出題のポイント

〔第一問〕

問1

 本問は、帳簿組織に関する問題である。簿記は財務諸表作成のための主要簿だけでなく、日常的な経営管理のために不可欠な補助簿から構成されている。
 本問では、かつての特殊仕訳帳制で問われていた能力を、現代的視点から、補助簿、証ひょう等の情報から取引を推測し、複式簿記を復元できるか、帳簿、勘定間の連携を理解できているかを問うている。

問2

 本問は、今年度から適用される「収益認識に関する会計基準」に関する問題である。収益認識に関する会計基準で要求されている利息区分法と、固定資産の割賦購入において、帳簿上、債務を純額で計上する償却原価法を採用した場合の処理を理解しているかを問うている。
 割賦販売の処理については、簿記上の債権債務管理と財務諸表上の取扱いに対応するための評価勘定による処理を理解しているかについても問うている。

〔第二問〕

問1

 本問は、固定資産について自家建設・交換・購入で取得した場合に、その取得原価と減価償却の会計処理についての基本的な理解を問う問題である。

  1. (1)は、自家建設をした工場の取得原価の計算において、材料費・労務費・経費のほかに、借入金の利息について建設期間中の算入可能額を適切に計算できるかについて問うている。
  2. (2)は、複数の固定資産を対象に総合償却する場合の平均耐用年数を計算できるかについて問うている。
  3. (3)及び(4)は、同種同用途の固定資産を交換で取得した場合の会計処理、複数の固定資産を総合償却する場合の会計処理、及び総合償却をしている固定資産グループの一部を除却した場合の会計処理を問うている。

問2

 本問は、子会社株式の取得と、その後一部を売却した場合についての会計処理及び連結精算表上での処理についての基本的な理解を問う問題である。

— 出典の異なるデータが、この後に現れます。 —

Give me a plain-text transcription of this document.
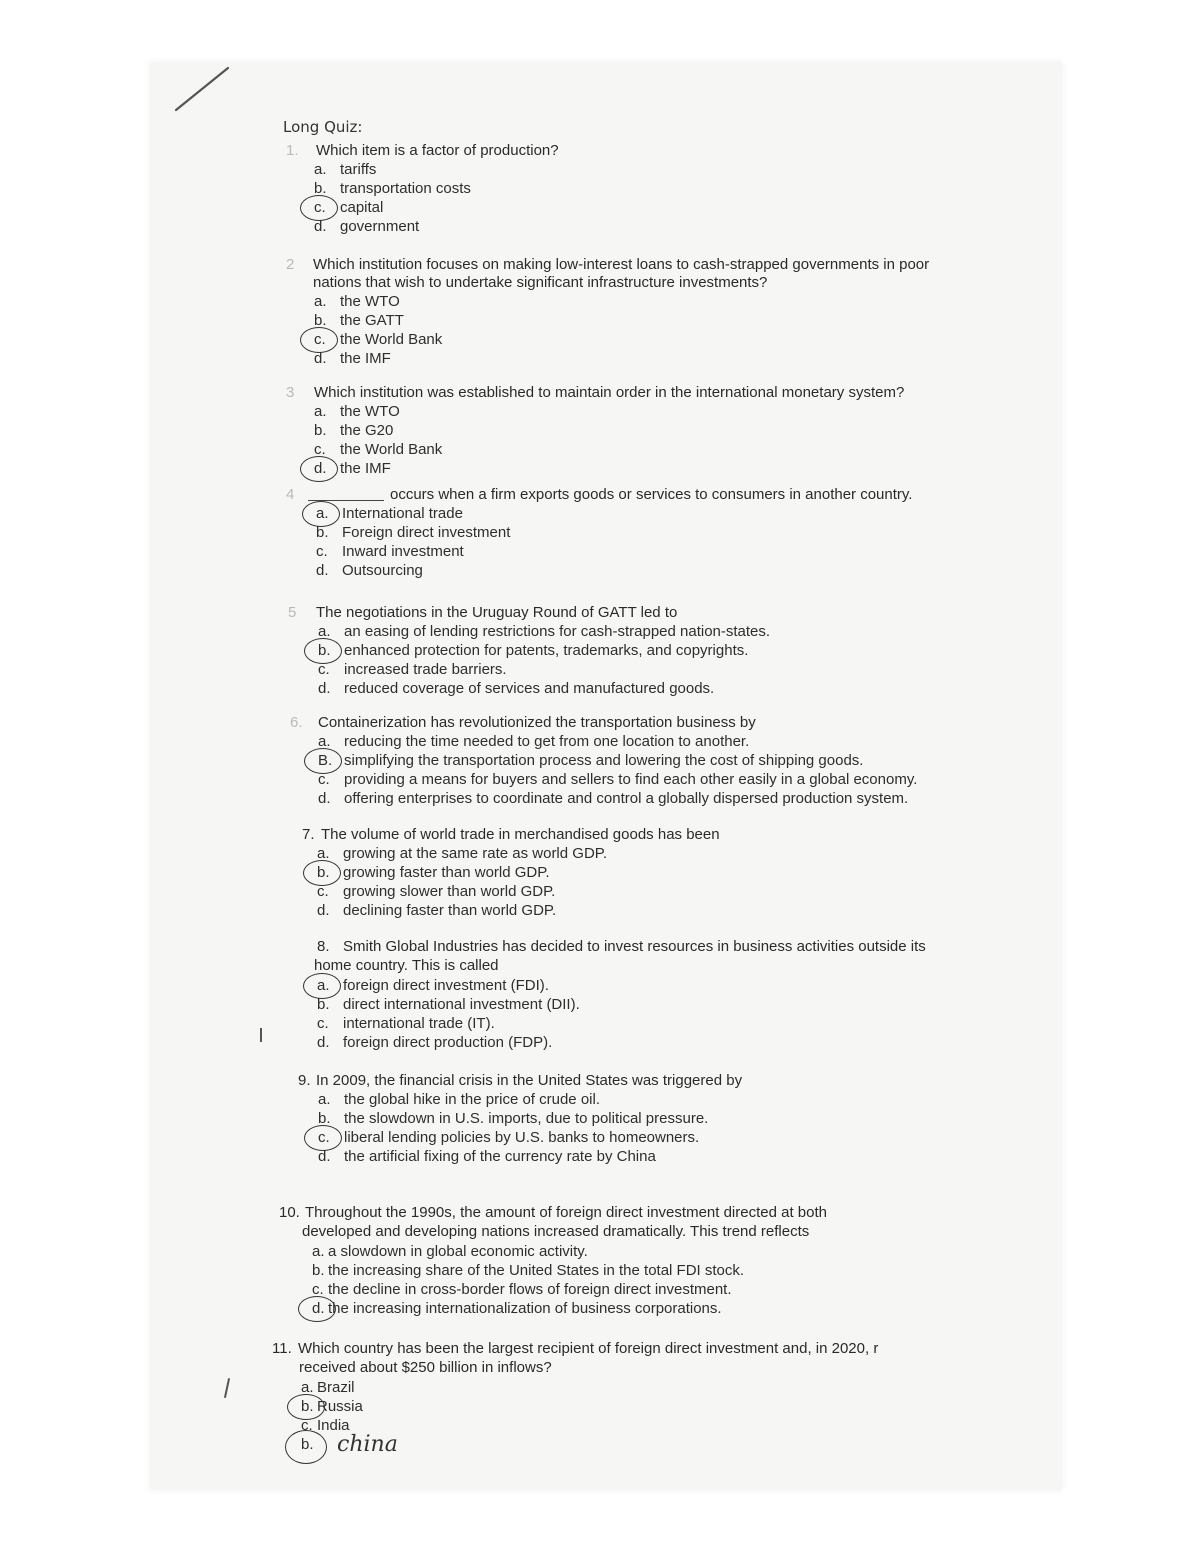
Long Quiz:
1. Which item is a factor of production?
a. tariffs
b. transportation costs
c. capital
d. government
2 Which institution focuses on making low-interest loans to cash-strapped governments in poor
nations that wish to undertake significant infrastructure investments?
a. the WTO
b. the GATT
c. the World Bank
d. the IMF
3 Which institution was established to maintain order in the international monetary system?
a. the WTO
b. the G20
c. the World Bank
d. the IMF
4	occurs when a firm exports goods or services to consumers in another country.
a. International trade
b. Foreign direct investment
c. Inward investment
d. Outsourcing
5 The negotiations in the Uruguay Round of GATT led to
a. an easing of lending restrictions for cash-strapped nation-states.
b. enhanced protection for patents, trademarks, and copyrights.
c. increased trade barriers.
d. reduced coverage of services and manufactured goods.
6. Containerization has revolutionized the transportation business by
a. reducing the time needed to get from one location to another.
B. simplifying the transportation process and lowering the cost of shipping goods.
c. providing a means for buyers and sellers to find each other easily in a global economy.
d. offering enterprises to coordinate and control a globally dispersed production system.
7. The volume of world trade in merchandised goods has been
a. growing at the same rate as world GDP.
b. growing faster than world GDP.
c. growing slower than world GDP.
d. declining faster than world GDP.
8. Smith Global Industries has decided to invest resources in business activities outside its
home country. This is called
a. foreign direct investment (FDI).
b. direct international investment (DII).
c. international trade (IT).
d. foreign direct production (FDP).
9. In 2009, the financial crisis in the United States was triggered by
a. the global hike in the price of crude oil.
b. the slowdown in U.S. imports, due to political pressure.
c. liberal lending policies by U.S. banks to homeowners.
d. the artificial fixing of the currency rate by China
10. Throughout the 1990s, the amount of foreign direct investment directed at both
developed and developing nations increased dramatically. This trend reflects
a. a slowdown in global economic activity.
b. the increasing share of the United States in the total FDI stock.
c. the decline in cross-border flows of foreign direct investment.
d. the increasing internationalization of business corporations.
11. Which country has been the largest recipient of foreign direct investment and, in 2020, r
received about $250 billion in inflows?
a. Brazil
b. Russia
c. India
b. china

  1. (1)は、資本連結手続上で認識した子会社の資産・負債の時価と簿価の差額は、「連結財務諸表における税効果会計に関する実務指針」第21項によれば連結財務諸表固有の一時差異に該当するため、時価評価に伴う税効果を認識し、その金額を適切に計算できるかを問うている。
  2. (2)は、子会社と親会社の投資・資本相殺消去時の評価差額、のれん及び非支配株主持分の額を計算し、適切に仕訳ができるか、より正確には連結精算表上の処理を仕訳形式で示すことができるかを問うている。
  3. (3)は、子会社の株式の一部を売却した場合、親会社の帳簿上の処理において、売却原価を計算し、適切に仕訳ができるかを問うている。
  4. (4)は、子会社株式の一部売却後も支配が継続する場合の処理について、企業会計基準第22号「連結財務諸表に関する会計基準」の平成25年改正で変更となった売却持分と売却価額との間に生じた差額と、のれん未償却分の処理についての理解を問うている。
  5. (5)は、子会社の非支配株主への利益振替時の処理について、前後の貸借対照表より当該年度の利益剰余金額を適切に算出できるか、また、売却時のタイミングから適切な非支配株主の持分比率を識別して計算ができるかを問うている。

〔第三問〕

 本問は、決算整理前残高試算表から、問題文に示した決算整理事項等に基づき決算整理後残高試算表を作成する総合問題である。問題文に示された取引事実等を正確かつ迅速に理解し、あるべき会計処理を迅速に導き出す応用力を判定することを目的としている。
 個別的には、現金、当座預金における銀行勘定調整、商品、売掛金、買掛金、減価償却費及び貸倒引当金等といった実務における頻出重要項目のほか、金融商品、棚卸資産の評価、税効果会計、借入金、社債及び外貨建て取引等に係る会計基準を中心とした会計理論の基礎的な理解度及び簿記論における仕訳並びに計算技術の達成度を問うている。